Wytwórnia Warner Bros. Television w oficjalnym oświadczeniu prasowym poinformowała, że Charlie Sheen został zwolniony! Formalność? Wydaje się, że tak, ale nadal nie wiemy nic o przyszłości "Two and a Half Men".
Jeśli "TAAHM" nie zostanie anulowane i powróci w przyszłym sezonie, to na pewno z innym aktorem. Media spekulują, że pod uwagę brani byli tacy aktorzy jak John Stamos i Rob Lowe. Obecnie jednak produkcja nie posiada zamówienia na przyszły sezon. Zamówienie kończy się na ośmiu sezonach. Biorąc pod uwagę, że Sheen niedawno podpisał nowy kontrakt, kontynuacja wydawała się formalnością. Teraz sytuacja wygląda zupełnie inaczej.
Dzisiejsza decyzja tylko zaogni jeszcze bardziej całą sprawę. Zarówno Sheen jak i Warner Bros wynajęło najlepszych prawników, ponieważ Charlie wciąż chce zapłaty za osiem nienakręconych epizodów. Przypomnijmy, że aktor otrzymywał około 1.5 - 2 mln dolarów za odcinek.
Mało tego, amerykańskie media podają, że Sheen rozpoczyna pracę nad nowym serialem, którego emisja ma odbyć się w przyszłym sezonie.
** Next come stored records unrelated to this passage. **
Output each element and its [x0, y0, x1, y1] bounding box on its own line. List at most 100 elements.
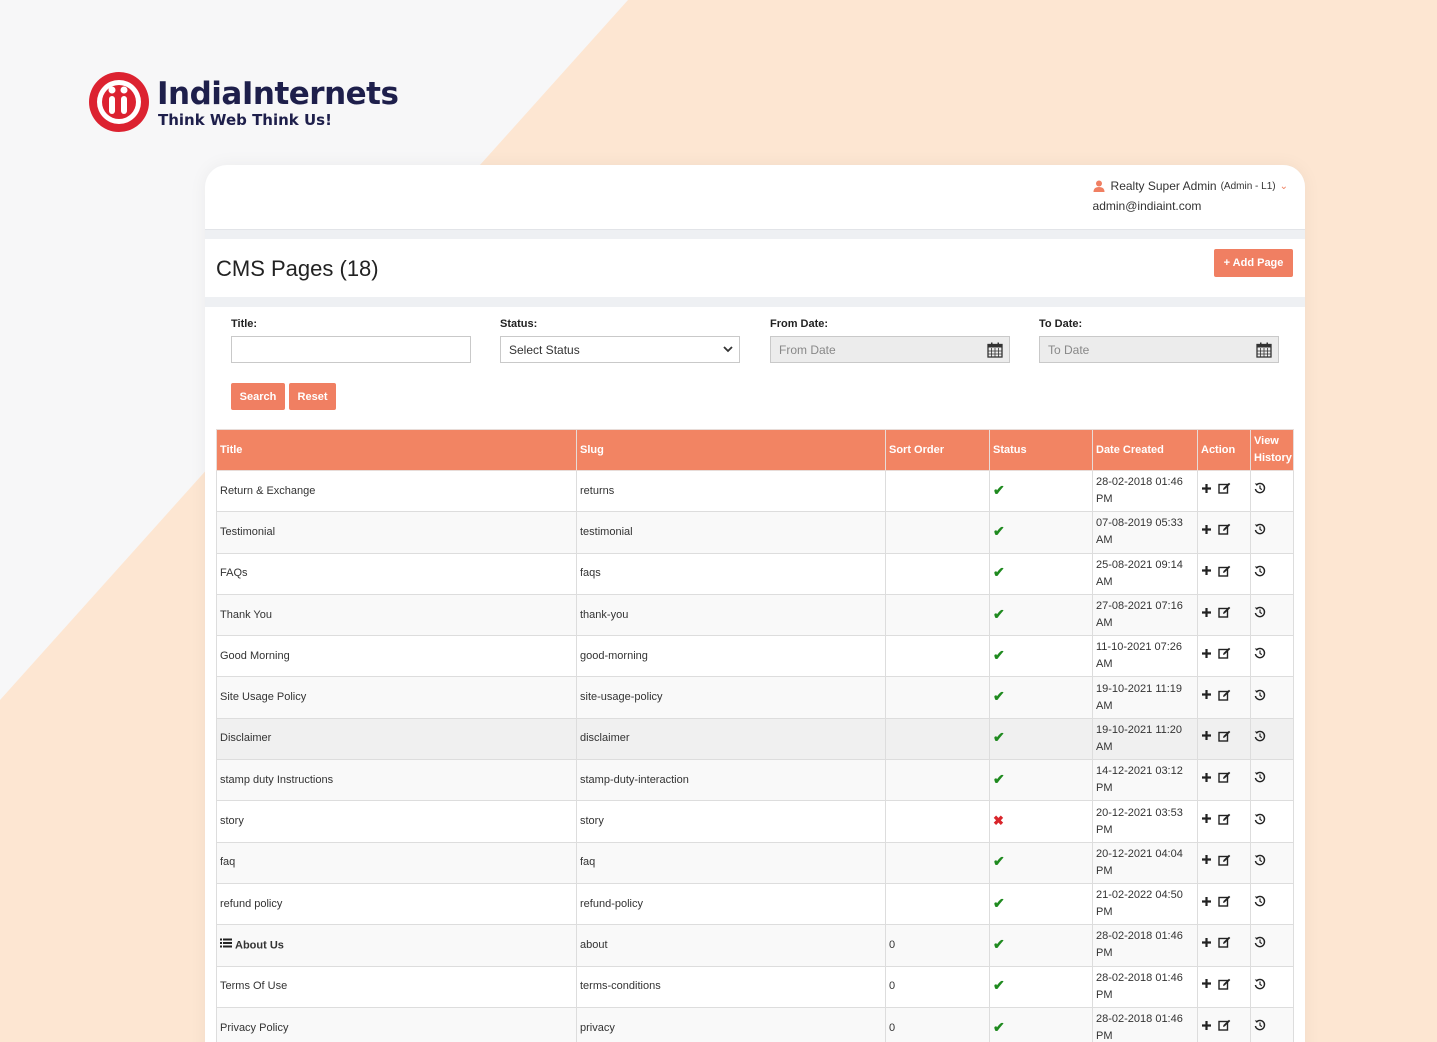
add-icon[interactable] — [1201, 896, 1212, 913]
history-icon[interactable] — [1254, 854, 1266, 872]
add-icon[interactable] — [1201, 524, 1212, 541]
edit-icon[interactable] — [1218, 565, 1231, 583]
status-cell[interactable]: ✔ — [989, 759, 1093, 802]
date-created-cell: 14-12-2021 03:12 PM — [1092, 759, 1198, 802]
column-header[interactable]: Status — [989, 429, 1093, 471]
status-cell[interactable]: ✔ — [989, 593, 1093, 637]
sort-order-cell — [885, 759, 990, 802]
status-select[interactable]: Select Status — [500, 336, 740, 363]
status-cell[interactable]: ✔ — [989, 965, 1093, 1008]
search-button[interactable]: Search — [231, 383, 285, 410]
status-cell[interactable]: ✔ — [989, 841, 1093, 884]
history-cell — [1250, 717, 1294, 761]
history-icon[interactable] — [1254, 730, 1266, 748]
history-icon[interactable] — [1254, 606, 1266, 624]
column-header[interactable]: Date Created — [1092, 429, 1198, 471]
date-created-cell: 27-08-2021 07:16 AM — [1092, 593, 1198, 637]
status-cell[interactable]: ✔ — [989, 469, 1093, 513]
slug-cell: disclaimer — [576, 717, 886, 761]
column-header[interactable]: Title — [216, 429, 577, 471]
content-panel: Title: Status: Select Status From Date: … — [205, 307, 1305, 1042]
status-cell[interactable]: ✖ — [989, 800, 1093, 843]
history-cell — [1250, 469, 1294, 513]
title-cell: Terms Of Use — [216, 965, 577, 1008]
add-page-button[interactable]: + Add Page — [1214, 249, 1293, 277]
filter-from-date: From Date: From Date — [770, 318, 1010, 363]
user-role: (Admin - L1) — [1220, 180, 1276, 192]
history-icon[interactable] — [1254, 895, 1266, 913]
add-icon[interactable] — [1201, 730, 1212, 747]
edit-icon[interactable] — [1218, 936, 1231, 954]
edit-icon[interactable] — [1218, 523, 1231, 541]
status-cell[interactable]: ✔ — [989, 635, 1093, 678]
title-cell: Testimonial — [216, 511, 577, 554]
title-input[interactable] — [231, 336, 471, 363]
sort-order-cell — [885, 717, 990, 761]
add-icon[interactable] — [1201, 772, 1212, 789]
add-icon[interactable] — [1201, 1020, 1212, 1037]
column-header[interactable]: Slug — [576, 429, 886, 471]
edit-icon[interactable] — [1218, 730, 1231, 748]
date-created-cell: 19-10-2021 11:19 AM — [1092, 676, 1198, 719]
edit-icon[interactable] — [1218, 1019, 1231, 1037]
status-cell[interactable]: ✔ — [989, 1006, 1093, 1042]
table-row: Site Usage Policy site-usage-policy ✔ 19-10… — [216, 676, 1294, 719]
add-icon[interactable] — [1201, 607, 1212, 624]
user-email: admin@indiaint.com — [1092, 199, 1202, 213]
add-icon[interactable] — [1201, 565, 1212, 582]
history-icon[interactable] — [1254, 771, 1266, 789]
calendar-icon[interactable] — [1256, 342, 1272, 358]
history-icon[interactable] — [1254, 647, 1266, 665]
status-select-value: Select Status — [509, 342, 580, 357]
status-cell[interactable]: ✔ — [989, 924, 1093, 967]
brand-logo: IndiaInternets Think Web Think Us! — [89, 72, 399, 132]
edit-icon[interactable] — [1218, 895, 1231, 913]
table-row: stamp duty Instructions stamp-duty-intera… — [216, 759, 1294, 802]
history-icon[interactable] — [1254, 978, 1266, 996]
edit-icon[interactable] — [1218, 771, 1231, 789]
title-cell: refund policy — [216, 882, 577, 926]
reset-button[interactable]: Reset — [289, 383, 336, 410]
add-icon[interactable] — [1201, 483, 1212, 500]
edit-icon[interactable] — [1218, 647, 1231, 665]
sort-order-cell — [885, 841, 990, 884]
status-cell[interactable]: ✔ — [989, 882, 1093, 926]
history-icon[interactable] — [1254, 565, 1266, 583]
edit-icon[interactable] — [1218, 813, 1231, 831]
date-created-cell: 20-12-2021 04:04 PM — [1092, 841, 1198, 884]
history-icon[interactable] — [1254, 523, 1266, 541]
date-created-cell: 25-08-2021 09:14 AM — [1092, 552, 1198, 595]
edit-icon[interactable] — [1218, 482, 1231, 500]
history-icon[interactable] — [1254, 482, 1266, 500]
history-icon[interactable] — [1254, 813, 1266, 831]
to-date-placeholder: To Date — [1048, 342, 1090, 357]
add-icon[interactable] — [1201, 648, 1212, 665]
date-created-cell: 19-10-2021 11:20 AM — [1092, 717, 1198, 761]
edit-icon[interactable] — [1218, 978, 1231, 996]
add-icon[interactable] — [1201, 854, 1212, 871]
status-cell[interactable]: ✔ — [989, 552, 1093, 595]
status-cell[interactable]: ✔ — [989, 717, 1093, 761]
action-cell — [1197, 759, 1251, 802]
edit-icon[interactable] — [1218, 606, 1231, 624]
user-menu[interactable]: Realty Super Admin (Admin - L1) ⌄ admin@… — [1093, 179, 1288, 213]
date-created-cell: 28-02-2018 01:46 PM — [1092, 1006, 1198, 1042]
history-icon[interactable] — [1254, 689, 1266, 707]
to-date-input[interactable]: To Date — [1039, 336, 1279, 363]
history-icon[interactable] — [1254, 1019, 1266, 1037]
column-header[interactable]: Sort Order — [885, 429, 990, 471]
admin-panel: Realty Super Admin (Admin - L1) ⌄ admin@… — [205, 165, 1305, 1042]
add-icon[interactable] — [1201, 813, 1212, 830]
add-icon[interactable] — [1201, 978, 1212, 995]
status-cell[interactable]: ✔ — [989, 676, 1093, 719]
edit-icon[interactable] — [1218, 689, 1231, 707]
edit-icon[interactable] — [1218, 854, 1231, 872]
history-icon[interactable] — [1254, 936, 1266, 954]
add-icon[interactable] — [1201, 937, 1212, 954]
status-cell[interactable]: ✔ — [989, 511, 1093, 554]
chevron-down-icon[interactable]: ⌄ — [1280, 181, 1288, 192]
history-cell — [1250, 511, 1294, 554]
calendar-icon[interactable] — [987, 342, 1003, 358]
from-date-input[interactable]: From Date — [770, 336, 1010, 363]
add-icon[interactable] — [1201, 689, 1212, 706]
Szczegółów znamy niewiele, ale projekt ma niebawem zostać przedstawiona praktycznie wszystkim telewizjom (również kablowym).
Tak Charlie Sheen zareagował na decyzję stacji:
"To bardzo dobre nowiny. To dzień wielkiej radości w dolinie Trzeźwości, ponieważ mogę wziąć moje miliardy, nigdy nie oglądać się na tych $#%$# i nigdy więcej nie zakładać tych głupich koszulek dopóki ten czarodziej istnieje w ziemskim wymiarze".